Can I insert new test data dynamically tracking specific limits? +
Yes. Utilizing the insert_dataset_row method, you can effortlessly inject exact JSON tracking payload mapping strings directly inside the text corpus evaluating the final results.
Does it pull out original Prompt definitions stored securely? +
Certainly. The get_prompt command isolates and returns perfectly version-controlled bounding parameters slicing literal templates natively hosted under the Braintrust database.

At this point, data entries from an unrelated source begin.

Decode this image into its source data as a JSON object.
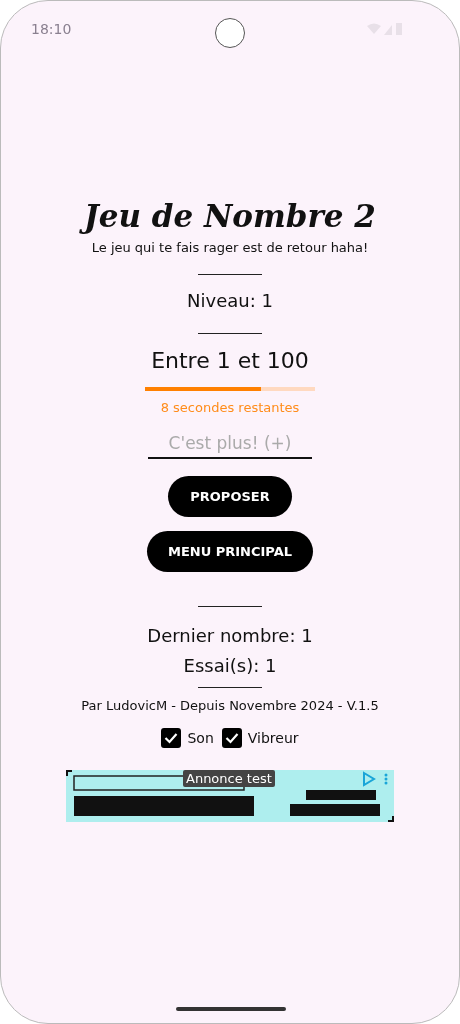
{
  "status_bar": {
    "time": "18:10"
  },
  "title": "Jeu de Nombre 2",
  "subtitle": "Le jeu qui te fais rager est de retour haha!",
  "level_label": "Niveau: 1",
  "range_label": "Entre 1 et 100",
  "timer": {
    "level": 0.68,
    "text": "8 secondes restantes"
  },
  "guess_field": {
    "placeholder": "C'est plus! (+)"
  },
  "buttons": [
    {
      "label": "PROPOSER"
    },
    {
      "label": "MENU PRINCIPAL"
    }
  ],
  "last_number": "Dernier nombre: 1",
  "attempts": "Essai(s): 1",
  "credits": "Par LudovicM - Depuis Novembre 2024 - V.1.5",
  "options": [
    {
      "label": "Son",
      "checked": true
    },
    {
      "label": "Vibreur",
      "checked": true
    }
  ],
  "ad": {
    "kind": "picture",
    "label": "Annonce test"
  }
}
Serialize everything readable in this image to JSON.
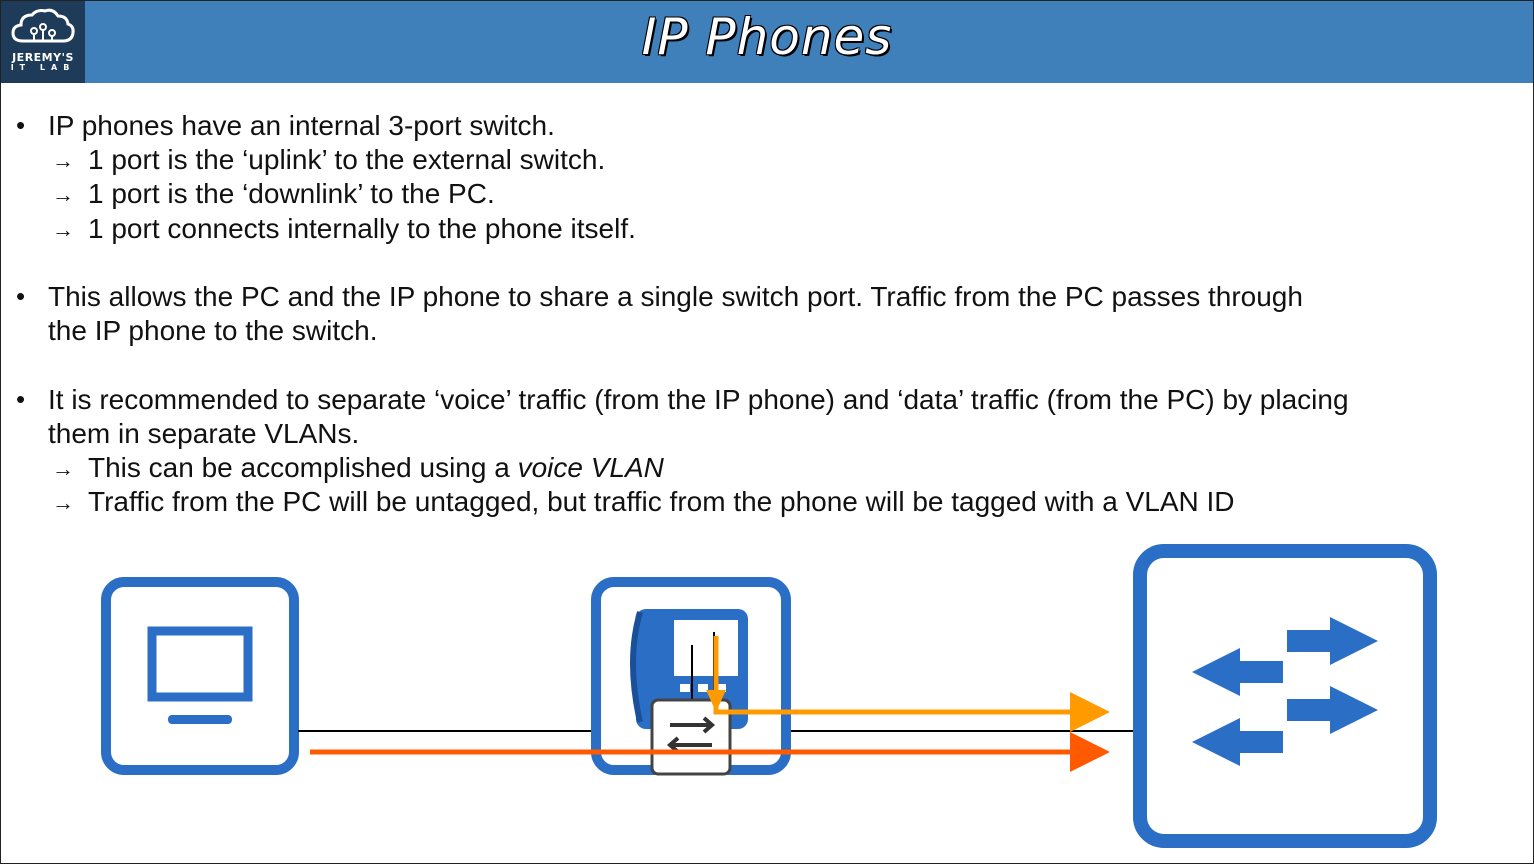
{
  "header": {
    "logo": {
      "line1": "JEREMY'S",
      "line2": "IT LAB",
      "icon": "cloud-network-icon"
    },
    "title": "IP Phones"
  },
  "bullets": [
    {
      "text": "IP phones have an internal 3-port switch.",
      "subs": [
        "1 port is the ‘uplink’ to the external switch.",
        "1 port is the ‘downlink’ to the PC.",
        "1 port connects internally to the phone itself."
      ]
    },
    {
      "lines": [
        "This allows the PC and the IP phone to share a single switch port.  Traffic from the PC passes through",
        "the IP phone to the switch."
      ]
    },
    {
      "lines": [
        "It is recommended to separate ‘voice’ traffic (from the IP phone) and ‘data’ traffic (from the PC) by placing",
        "them in separate VLANs."
      ],
      "subs": [
        {
          "prefix": "This can be accomplished using a ",
          "emph": "voice VLAN"
        },
        {
          "prefix": "Traffic from the PC will be untagged, but traffic from the phone will be tagged with a VLAN ID"
        }
      ]
    }
  ],
  "diagram": {
    "nodes": [
      "pc-icon",
      "ip-phone-icon",
      "switch-icon"
    ],
    "colors": {
      "device_blue": "#2a6ec6",
      "voice_arrow": "#ff9a00",
      "data_arrow": "#ff5a00",
      "link": "#000000"
    }
  }
}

How deeply can it inspect test regressions or scoring limits? +
Using the robust list_experiments call, you can branch full arrays separating LLM version behaviors over massive iterations tracking the performance anomalies accurately.
Use it with your favorite AI tools
Connect this server to Cursor, Claude, VS Code, and more.
More in this category
ClinicalTrials.gov
Search the world's largest registry of clinical research studies — covering diseases, drugs, and experimental therapies across all phases.
MongoDB Atlas Vector Search
Manage vector storage via MongoDB Atlas — perform similarity searches, query MQL documents, and audit collections.
PubMed
Search 37M+ biomedical research articles from the world's largest medical literature database — with full abstracts, authors, MeSH terms, and citation tracking.
You might also like
ArcXP
Automate newsroom publishing via ArcXP — manage, search, and update articles, photos, and videos directly from any AI agent.
ZIP Codes API
Manage ZIP code data — audit locations, distances, and regions via AI.
Moneypenny
Never miss a business call with dedicated virtual receptionists and live chat agents who represent your brand professionally.